DAIRY: Shareholders Cheesed off: Shareholders in Australia's only publicly listed dairy processor, Warrnambool Cheese and Butter (WCB), reacted negatively to a cut in forecast profits and last week's supplier crisis by wiping more than 10 per cent from the value of the company when trading resumed after Easter.

LEARNING: Shearers keen to start young: WHO said young people weren't interested in taking up shearing? Last week near Coleraine, 10 eager young men couldn't soak up enough knowledge about the craft, the gear and the culture of the woolshed. Rural Industries Skills Training (RIST) was taking the training at Toolang, with most involved with the training as part of a school based traineeship.
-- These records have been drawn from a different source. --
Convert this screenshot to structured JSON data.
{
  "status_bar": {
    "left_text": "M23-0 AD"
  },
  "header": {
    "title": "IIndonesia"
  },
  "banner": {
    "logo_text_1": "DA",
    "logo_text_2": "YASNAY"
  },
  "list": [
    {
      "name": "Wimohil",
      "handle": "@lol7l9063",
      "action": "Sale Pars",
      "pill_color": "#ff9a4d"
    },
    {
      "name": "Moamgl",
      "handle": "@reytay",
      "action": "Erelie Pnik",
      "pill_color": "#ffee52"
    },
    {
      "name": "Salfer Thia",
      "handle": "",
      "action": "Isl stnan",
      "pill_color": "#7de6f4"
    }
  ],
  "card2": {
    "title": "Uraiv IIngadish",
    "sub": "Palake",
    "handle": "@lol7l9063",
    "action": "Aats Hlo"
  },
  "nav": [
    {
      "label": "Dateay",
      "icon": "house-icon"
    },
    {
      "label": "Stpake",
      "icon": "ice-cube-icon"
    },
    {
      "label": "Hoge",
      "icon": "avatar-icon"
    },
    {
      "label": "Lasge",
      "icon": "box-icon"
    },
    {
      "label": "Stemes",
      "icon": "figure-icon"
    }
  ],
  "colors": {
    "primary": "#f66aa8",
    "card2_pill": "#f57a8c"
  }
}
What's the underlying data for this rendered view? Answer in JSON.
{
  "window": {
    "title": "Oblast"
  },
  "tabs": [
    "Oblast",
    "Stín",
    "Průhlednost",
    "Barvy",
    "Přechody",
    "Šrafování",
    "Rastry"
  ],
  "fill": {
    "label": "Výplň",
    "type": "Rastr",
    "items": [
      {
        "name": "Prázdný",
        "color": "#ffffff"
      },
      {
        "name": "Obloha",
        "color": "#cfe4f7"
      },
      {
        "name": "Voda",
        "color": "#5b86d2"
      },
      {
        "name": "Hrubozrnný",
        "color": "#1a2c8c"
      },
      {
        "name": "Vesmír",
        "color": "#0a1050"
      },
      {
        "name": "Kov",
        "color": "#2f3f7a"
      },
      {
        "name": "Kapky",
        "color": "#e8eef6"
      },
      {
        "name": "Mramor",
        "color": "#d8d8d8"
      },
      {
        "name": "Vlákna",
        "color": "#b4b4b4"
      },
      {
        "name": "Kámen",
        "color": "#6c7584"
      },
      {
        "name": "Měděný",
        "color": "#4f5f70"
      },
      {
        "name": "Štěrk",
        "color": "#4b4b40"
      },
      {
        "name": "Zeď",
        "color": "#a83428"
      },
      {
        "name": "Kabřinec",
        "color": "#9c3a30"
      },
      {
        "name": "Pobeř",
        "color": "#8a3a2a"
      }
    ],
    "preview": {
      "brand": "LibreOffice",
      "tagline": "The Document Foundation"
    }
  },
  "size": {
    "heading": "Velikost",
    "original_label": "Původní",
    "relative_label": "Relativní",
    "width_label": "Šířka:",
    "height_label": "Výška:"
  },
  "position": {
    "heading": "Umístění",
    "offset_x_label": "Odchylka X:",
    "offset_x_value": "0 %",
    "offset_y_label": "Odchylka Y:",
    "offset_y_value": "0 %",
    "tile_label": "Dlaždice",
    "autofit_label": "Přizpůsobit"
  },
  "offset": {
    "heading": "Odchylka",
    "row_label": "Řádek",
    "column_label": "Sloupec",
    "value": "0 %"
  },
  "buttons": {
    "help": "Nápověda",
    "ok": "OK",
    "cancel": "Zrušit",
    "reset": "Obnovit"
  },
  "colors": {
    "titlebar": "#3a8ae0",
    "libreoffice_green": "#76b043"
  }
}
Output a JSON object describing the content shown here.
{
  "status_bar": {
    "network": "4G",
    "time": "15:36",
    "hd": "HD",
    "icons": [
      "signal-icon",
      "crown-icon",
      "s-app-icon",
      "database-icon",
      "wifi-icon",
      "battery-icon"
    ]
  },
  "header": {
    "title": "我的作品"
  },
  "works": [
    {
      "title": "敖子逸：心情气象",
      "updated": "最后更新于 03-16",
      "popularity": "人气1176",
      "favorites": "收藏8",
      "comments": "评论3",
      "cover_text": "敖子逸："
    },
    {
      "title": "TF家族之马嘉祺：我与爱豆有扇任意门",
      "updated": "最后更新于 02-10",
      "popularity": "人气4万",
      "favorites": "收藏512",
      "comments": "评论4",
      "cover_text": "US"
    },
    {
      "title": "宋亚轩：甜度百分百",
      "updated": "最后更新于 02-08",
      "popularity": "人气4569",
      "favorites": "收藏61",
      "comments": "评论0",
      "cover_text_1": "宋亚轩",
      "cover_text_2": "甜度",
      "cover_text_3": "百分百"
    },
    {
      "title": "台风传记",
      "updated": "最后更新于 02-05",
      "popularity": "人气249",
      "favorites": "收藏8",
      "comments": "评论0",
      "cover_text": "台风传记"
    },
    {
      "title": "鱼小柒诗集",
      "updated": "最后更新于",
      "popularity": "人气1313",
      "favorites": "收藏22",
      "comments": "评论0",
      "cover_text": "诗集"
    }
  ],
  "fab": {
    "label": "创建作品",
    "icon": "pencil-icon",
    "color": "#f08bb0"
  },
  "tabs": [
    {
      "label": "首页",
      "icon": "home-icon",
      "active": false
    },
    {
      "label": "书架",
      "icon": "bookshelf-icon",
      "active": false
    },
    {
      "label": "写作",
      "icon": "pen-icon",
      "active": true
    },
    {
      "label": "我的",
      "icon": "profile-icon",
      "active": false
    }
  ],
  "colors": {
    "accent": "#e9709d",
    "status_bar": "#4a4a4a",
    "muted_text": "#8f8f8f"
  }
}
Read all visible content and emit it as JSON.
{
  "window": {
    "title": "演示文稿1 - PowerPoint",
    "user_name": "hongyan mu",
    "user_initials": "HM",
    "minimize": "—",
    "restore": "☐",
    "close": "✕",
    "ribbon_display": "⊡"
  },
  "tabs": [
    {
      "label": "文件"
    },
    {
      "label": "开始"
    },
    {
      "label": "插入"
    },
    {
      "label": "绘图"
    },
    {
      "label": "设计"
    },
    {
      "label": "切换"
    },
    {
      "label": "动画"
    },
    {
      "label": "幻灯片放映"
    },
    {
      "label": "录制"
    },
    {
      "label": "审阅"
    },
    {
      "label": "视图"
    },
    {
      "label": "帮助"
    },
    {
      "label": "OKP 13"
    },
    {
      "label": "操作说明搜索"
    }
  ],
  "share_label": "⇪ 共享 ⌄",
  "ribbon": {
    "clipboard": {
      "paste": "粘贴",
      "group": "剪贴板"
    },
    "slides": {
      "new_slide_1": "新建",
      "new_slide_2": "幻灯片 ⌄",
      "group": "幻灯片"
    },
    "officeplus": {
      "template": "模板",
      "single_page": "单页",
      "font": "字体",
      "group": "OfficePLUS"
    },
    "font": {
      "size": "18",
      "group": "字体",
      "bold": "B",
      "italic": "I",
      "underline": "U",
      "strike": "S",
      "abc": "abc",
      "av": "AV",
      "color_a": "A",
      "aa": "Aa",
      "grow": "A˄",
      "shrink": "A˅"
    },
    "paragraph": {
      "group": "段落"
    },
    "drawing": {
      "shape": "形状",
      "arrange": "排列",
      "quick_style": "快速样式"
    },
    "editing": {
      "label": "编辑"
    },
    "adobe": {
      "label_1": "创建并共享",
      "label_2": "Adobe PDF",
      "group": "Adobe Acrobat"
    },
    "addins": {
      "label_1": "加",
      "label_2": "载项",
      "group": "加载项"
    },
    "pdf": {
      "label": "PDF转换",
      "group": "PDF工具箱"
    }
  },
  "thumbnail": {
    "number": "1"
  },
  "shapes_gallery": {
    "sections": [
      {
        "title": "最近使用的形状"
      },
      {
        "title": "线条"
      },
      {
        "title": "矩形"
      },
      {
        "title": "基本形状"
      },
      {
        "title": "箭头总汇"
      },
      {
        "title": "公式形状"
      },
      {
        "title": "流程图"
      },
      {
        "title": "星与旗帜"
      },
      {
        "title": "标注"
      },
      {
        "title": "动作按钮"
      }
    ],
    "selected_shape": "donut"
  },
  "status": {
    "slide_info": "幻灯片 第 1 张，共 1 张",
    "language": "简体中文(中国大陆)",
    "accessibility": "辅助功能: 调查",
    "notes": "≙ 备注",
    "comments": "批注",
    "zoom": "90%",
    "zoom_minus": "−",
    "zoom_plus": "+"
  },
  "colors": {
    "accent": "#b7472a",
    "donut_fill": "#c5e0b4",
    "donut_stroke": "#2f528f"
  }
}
DELIVERY: Japan gets Aussie beef home delivered: A Japanese trading company is using a similar model to the selling of Tupperware to deliver Australian beef door-to-door to consumers. While it may sound like a strange concept, the Sugarlady Company has built up a customer base of 300,000 families who order their meat and other food requirements from an annual catalogue.

SALES: Grass brings buyers out: With rain falling and green grass emerging in Gippsland paddocks, buyers took a punt on the season ahead and bought up big at last week's Leongatha store sale. A large crowd of local backgrounders had their eyes on the 1800 head yarding of "freshened in condition" cattle.